Public Relations

In early March I read — with horror — a number of news stories sporting headlines like "Hot Tubs Full of Germs," ( The Saint Paul Pioneer Press) and "Hot Tubs a Haven for Bacteria," (The Washington Post). Perhaps you saw these stories, too. They were distributed by Reuters wire service, but the story originated as a news release from the Texas A&M University news office. Although a researcher at Texas A&M did the study — of whirlpool baths, not hot tubs — in December of 2000, the news office apparently just got around to releasing the results.

The news release clearly states that whirlpool bathtubs were the subject of the study; the headline is "Study shows whirlpool water can breed many types of pathogenic bacteria." But somewhere along the line, editors who ran the story inserted hot tubs into the copy. Here's one more indication that the industry needs to do a better job of getting its message out there; people honestly don't know the difference between a whirlpool and a hot tub.

Lucky for us, the Hot Tub Council has the P.R. firm Gibbs & Soell on the job. They have already contacted the sources of the stories and many papers have issued corrections. They have also sent out an information sheet explaining the difference between whirlpools and hot tubs.

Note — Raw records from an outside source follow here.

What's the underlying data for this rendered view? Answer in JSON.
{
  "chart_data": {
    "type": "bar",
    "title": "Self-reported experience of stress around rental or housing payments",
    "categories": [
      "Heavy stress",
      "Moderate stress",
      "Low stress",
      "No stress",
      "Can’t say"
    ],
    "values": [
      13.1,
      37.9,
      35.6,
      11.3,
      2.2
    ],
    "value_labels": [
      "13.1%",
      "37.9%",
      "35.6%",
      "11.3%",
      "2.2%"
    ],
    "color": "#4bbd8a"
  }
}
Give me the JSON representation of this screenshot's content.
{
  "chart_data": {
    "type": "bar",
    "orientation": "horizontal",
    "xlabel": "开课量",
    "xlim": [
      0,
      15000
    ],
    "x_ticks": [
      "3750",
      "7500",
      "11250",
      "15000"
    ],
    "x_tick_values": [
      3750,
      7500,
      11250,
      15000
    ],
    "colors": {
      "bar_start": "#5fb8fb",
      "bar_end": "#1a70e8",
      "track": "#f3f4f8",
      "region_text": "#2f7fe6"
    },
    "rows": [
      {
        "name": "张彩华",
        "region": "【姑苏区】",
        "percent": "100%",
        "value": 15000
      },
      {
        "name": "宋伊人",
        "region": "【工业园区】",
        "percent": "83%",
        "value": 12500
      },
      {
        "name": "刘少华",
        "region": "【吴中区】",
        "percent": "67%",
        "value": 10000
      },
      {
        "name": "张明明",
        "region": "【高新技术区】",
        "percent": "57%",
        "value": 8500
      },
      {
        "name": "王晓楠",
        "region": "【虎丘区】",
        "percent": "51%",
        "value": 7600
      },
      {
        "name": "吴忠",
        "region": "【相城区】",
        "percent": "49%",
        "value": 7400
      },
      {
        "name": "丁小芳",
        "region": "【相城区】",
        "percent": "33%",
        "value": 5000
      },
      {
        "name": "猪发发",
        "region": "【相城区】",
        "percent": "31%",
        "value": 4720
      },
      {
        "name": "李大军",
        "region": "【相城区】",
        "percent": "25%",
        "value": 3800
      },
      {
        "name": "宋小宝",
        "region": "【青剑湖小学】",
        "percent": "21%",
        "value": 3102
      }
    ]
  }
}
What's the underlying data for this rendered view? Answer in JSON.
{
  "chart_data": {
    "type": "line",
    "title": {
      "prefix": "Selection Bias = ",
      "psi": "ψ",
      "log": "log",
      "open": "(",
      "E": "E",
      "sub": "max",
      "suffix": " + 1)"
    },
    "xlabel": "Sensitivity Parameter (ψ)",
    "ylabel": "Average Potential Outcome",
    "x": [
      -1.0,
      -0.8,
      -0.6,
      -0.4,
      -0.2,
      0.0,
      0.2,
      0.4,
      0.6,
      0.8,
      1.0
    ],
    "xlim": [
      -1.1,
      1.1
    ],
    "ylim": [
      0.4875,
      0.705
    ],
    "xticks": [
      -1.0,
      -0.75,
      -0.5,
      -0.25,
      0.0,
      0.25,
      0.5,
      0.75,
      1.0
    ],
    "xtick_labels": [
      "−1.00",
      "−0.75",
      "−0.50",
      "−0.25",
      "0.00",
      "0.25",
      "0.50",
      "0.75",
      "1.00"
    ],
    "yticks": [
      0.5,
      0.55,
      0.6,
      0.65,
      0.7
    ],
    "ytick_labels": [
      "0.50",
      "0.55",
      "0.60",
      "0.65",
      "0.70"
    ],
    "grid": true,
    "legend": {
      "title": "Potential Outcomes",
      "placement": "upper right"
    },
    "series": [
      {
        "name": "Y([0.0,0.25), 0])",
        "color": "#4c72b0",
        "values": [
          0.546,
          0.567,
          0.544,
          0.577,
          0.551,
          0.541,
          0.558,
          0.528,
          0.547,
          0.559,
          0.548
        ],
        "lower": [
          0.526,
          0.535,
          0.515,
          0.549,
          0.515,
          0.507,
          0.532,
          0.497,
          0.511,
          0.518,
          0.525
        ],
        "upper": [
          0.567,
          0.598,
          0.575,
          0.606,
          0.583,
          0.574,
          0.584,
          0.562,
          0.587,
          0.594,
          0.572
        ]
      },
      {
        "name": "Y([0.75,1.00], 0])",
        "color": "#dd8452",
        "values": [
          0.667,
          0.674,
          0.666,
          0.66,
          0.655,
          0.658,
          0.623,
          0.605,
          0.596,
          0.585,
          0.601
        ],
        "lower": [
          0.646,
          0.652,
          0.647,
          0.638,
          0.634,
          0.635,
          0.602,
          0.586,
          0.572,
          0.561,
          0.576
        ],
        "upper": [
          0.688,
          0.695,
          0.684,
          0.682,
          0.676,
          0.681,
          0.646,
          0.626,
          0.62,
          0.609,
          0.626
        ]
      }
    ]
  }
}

Lest we feel that hot tubs are being unfairly picked-on, I found it ironic that about the same time, researchers at the University of Michigan published a study of medical reporting on local television news programs, which found that much of the coverage was wanting at best and misleading or just wrong at worst. In fact, the study concludes, "Local television news devotes significant airtime to health stories, yet few newscasts provide useful information, and some stories with factually incorrect information and potentially dangerous advice were aired."

The silver lining to this dark cloud is that it provides the opportunity to educate the media on our industry's products. Reporters don't want to be wrong, so when you are able to correct an inaccuracy, you're building good will. Did you call your local paper when you saw this story? If you handled it with tact, you probably opened a dialog with someone whom you can call back when we have the results of the NSPF studies on the health effects of hot tub immersion.